The flowchart is in spreadsheet format: the short version and the long version in Excel 2007 or in Excel 97-2003. Update: DJ Dates has a cool, scalable Google maps version of the flowchart at his website.

Feel welcome to modify and add to as you wish.

I’m in the midst of discussing this material in my Business and Economic Ethics course, in a unit on business ethics in a mixed economy.

For reference purposes:

Academic title: “The Sociology of Dysfunctional Nonstandard Political-Economic Systems.”

Public Intellectual title: “The Evolution of the Mixed Economy.”

Casual title: “How We Got Into This Frackin’ Mess.”

9 thoughts on “Pathologies of the mixed economy (or, How we got into this frackin’ mess)”

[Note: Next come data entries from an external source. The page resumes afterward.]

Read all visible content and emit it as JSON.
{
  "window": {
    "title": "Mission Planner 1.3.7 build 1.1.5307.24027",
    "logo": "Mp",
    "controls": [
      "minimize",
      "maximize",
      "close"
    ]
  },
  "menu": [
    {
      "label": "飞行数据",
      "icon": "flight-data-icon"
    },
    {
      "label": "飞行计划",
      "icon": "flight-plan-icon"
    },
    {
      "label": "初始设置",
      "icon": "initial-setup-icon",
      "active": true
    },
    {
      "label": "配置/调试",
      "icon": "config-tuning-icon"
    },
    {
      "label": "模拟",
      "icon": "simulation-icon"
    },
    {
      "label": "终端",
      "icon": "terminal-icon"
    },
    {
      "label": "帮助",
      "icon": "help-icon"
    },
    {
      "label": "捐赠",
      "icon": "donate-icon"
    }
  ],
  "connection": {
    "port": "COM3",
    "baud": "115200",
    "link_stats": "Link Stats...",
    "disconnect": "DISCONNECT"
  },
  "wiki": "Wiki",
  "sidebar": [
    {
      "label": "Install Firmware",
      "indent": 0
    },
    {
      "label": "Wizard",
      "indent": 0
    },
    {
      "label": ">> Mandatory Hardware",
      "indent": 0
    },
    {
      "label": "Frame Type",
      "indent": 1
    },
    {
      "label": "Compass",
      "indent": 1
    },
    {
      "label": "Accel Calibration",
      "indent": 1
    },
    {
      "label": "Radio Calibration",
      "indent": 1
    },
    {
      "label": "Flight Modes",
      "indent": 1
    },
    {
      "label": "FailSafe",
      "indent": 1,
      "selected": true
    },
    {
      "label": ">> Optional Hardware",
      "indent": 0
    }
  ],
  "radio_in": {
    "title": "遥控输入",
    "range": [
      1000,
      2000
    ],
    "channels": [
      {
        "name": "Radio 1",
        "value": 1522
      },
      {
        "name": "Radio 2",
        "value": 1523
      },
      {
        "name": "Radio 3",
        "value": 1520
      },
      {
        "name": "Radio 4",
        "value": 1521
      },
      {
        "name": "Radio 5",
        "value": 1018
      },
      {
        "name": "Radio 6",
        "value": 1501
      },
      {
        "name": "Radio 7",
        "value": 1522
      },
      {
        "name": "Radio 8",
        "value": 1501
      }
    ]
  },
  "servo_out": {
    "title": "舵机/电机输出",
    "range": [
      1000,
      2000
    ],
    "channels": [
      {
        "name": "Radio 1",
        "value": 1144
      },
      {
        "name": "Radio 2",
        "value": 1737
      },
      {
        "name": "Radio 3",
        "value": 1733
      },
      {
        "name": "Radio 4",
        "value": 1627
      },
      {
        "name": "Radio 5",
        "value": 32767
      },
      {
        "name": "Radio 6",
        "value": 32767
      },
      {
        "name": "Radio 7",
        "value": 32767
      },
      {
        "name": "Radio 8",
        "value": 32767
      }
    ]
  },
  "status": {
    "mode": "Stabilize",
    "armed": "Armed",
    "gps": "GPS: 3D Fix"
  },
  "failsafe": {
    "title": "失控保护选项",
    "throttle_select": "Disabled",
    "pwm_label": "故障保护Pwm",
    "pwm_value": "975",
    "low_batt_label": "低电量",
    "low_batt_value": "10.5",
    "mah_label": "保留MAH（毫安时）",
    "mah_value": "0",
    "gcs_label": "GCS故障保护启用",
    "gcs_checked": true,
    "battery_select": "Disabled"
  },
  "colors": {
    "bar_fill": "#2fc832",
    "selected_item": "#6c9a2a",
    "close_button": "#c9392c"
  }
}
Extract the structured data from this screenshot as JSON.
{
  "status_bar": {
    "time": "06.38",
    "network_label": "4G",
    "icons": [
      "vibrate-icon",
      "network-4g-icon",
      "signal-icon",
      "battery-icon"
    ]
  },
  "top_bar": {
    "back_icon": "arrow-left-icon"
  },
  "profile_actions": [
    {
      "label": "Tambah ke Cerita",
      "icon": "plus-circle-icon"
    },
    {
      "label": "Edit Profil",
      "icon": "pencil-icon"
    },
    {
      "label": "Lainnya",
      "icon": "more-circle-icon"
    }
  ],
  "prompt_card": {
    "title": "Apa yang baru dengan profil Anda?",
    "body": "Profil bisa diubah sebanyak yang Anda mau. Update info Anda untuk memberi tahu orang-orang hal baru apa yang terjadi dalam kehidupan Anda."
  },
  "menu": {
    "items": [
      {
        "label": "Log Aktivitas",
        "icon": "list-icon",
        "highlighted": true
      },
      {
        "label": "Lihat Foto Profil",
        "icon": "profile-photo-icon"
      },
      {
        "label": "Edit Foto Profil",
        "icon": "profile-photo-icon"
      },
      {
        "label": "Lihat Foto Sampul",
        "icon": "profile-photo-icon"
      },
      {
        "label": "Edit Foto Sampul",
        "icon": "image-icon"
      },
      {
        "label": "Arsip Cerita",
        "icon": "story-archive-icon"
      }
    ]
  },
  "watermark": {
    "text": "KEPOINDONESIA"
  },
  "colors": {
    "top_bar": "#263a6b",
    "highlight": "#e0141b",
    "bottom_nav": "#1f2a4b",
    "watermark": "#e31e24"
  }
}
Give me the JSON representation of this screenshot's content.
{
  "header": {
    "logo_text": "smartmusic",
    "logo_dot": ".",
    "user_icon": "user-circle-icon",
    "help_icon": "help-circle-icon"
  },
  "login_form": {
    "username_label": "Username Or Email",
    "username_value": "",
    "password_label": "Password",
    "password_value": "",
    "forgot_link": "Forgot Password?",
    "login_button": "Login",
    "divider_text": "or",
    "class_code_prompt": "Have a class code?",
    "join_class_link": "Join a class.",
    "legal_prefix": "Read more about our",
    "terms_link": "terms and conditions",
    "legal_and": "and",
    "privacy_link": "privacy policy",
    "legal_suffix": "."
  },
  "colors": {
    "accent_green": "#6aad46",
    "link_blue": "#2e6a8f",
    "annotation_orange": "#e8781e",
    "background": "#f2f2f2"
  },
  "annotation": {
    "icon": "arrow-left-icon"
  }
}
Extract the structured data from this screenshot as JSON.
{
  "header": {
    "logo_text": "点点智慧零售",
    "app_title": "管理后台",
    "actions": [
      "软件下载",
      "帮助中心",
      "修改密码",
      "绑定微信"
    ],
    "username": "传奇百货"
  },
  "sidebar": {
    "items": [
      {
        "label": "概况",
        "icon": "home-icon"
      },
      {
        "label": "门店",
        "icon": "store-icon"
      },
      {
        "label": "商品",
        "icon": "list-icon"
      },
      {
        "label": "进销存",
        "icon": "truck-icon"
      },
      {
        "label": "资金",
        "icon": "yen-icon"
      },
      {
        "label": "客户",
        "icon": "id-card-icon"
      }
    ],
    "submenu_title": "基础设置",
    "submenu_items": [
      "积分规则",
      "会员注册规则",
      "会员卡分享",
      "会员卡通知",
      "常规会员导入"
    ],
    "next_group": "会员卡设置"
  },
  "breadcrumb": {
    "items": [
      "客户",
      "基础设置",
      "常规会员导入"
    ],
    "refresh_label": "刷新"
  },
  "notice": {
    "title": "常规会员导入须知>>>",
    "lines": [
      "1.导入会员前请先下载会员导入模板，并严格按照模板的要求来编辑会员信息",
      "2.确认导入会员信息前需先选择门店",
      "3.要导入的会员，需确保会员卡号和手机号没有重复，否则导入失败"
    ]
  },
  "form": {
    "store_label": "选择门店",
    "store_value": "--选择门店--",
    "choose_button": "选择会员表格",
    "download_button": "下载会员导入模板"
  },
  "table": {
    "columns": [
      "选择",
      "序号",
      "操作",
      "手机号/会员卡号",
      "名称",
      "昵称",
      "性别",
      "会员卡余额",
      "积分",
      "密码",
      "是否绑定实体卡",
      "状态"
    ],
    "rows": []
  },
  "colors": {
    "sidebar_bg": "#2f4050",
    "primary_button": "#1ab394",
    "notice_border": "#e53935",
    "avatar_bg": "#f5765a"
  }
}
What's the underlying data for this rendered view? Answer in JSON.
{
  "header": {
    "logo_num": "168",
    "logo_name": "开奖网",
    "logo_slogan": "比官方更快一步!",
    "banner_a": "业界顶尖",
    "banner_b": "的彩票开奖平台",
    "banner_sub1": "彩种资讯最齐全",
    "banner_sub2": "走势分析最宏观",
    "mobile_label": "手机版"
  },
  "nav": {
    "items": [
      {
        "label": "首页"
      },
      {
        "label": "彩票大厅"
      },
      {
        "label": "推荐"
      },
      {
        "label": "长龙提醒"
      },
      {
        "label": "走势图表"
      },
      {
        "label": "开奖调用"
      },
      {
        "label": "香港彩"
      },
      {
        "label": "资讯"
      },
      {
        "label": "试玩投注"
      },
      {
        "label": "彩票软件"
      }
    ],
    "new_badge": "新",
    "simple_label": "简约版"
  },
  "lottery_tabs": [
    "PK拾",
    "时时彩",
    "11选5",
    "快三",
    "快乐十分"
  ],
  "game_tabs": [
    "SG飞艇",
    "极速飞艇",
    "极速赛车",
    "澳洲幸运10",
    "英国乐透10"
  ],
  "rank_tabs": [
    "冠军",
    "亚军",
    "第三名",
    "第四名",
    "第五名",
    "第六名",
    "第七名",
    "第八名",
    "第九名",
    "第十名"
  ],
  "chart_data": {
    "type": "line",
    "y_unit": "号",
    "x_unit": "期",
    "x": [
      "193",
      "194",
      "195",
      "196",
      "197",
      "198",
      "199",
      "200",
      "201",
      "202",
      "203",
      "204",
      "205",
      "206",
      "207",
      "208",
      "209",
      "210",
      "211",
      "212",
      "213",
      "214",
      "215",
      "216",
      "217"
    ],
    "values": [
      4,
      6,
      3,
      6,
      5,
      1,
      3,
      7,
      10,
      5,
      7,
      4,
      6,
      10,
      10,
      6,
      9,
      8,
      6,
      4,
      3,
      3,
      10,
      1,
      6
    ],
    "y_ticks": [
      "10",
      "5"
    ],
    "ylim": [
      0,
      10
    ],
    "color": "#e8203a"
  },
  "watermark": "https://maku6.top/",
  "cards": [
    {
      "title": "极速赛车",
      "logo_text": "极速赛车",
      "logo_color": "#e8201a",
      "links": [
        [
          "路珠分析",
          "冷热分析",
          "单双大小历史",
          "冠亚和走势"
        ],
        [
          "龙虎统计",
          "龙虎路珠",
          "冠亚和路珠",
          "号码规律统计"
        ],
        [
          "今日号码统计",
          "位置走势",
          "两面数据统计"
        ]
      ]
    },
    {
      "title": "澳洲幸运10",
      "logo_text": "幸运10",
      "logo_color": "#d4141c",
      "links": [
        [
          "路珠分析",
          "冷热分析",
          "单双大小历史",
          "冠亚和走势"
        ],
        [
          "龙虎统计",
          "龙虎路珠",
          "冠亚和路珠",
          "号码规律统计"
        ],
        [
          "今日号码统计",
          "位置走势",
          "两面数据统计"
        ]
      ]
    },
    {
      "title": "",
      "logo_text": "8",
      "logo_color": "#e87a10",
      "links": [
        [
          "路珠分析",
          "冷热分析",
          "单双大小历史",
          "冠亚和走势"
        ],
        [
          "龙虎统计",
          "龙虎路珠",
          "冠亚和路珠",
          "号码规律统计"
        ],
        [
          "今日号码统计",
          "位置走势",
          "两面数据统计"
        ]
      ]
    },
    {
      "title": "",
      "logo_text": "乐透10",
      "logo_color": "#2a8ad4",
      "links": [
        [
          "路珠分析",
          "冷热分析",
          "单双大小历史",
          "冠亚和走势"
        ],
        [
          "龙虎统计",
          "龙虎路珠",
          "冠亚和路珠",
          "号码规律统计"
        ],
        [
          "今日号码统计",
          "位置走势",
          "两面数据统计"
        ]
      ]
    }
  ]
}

  1. Could you post the long version in an earlier version of excel? My excel 2000 can’t read it.

    thanks

  2. This is excellent and very clarifying (a Stephen Hicks diagram > 100 mainstream articles), but I do have one suggestion. I think there’s an ambiguity in the way you use the concept of “gain” throughout the diagram. You say, for instance, that people “gain” through trade, but you also say that predators “gain” through force. That’s only true if “gain” is interpreted narrowly to mean “make a net gain in holdings of wealth.” But predatory gain (meaning all force-initiating gain) is, ethically speaking, not real gain at all. It’s a loss to the predator. The diagram seems to imply that predators make some gains but non-predators make “greater” ones. And that implies in turn that predatory and non-predatory gains are commensurable with each other, but only differ by degree. But I agree with Tara Smith (and I suspect you do too) that predatory and non-predatory gains are incommensurable. They are not the same gain differing by degree, but two different kinds of thing: gain and loss.

    It would complicate things, but I think there needs to be a way to indicate purely financial net gain from all-things-considered ethical gains on the diagram. Predators get the former but not the latter. Non-predators get both. One of the problems with both standard economics and Public Choice is that it fails to make such distinctions the way Objectivism does.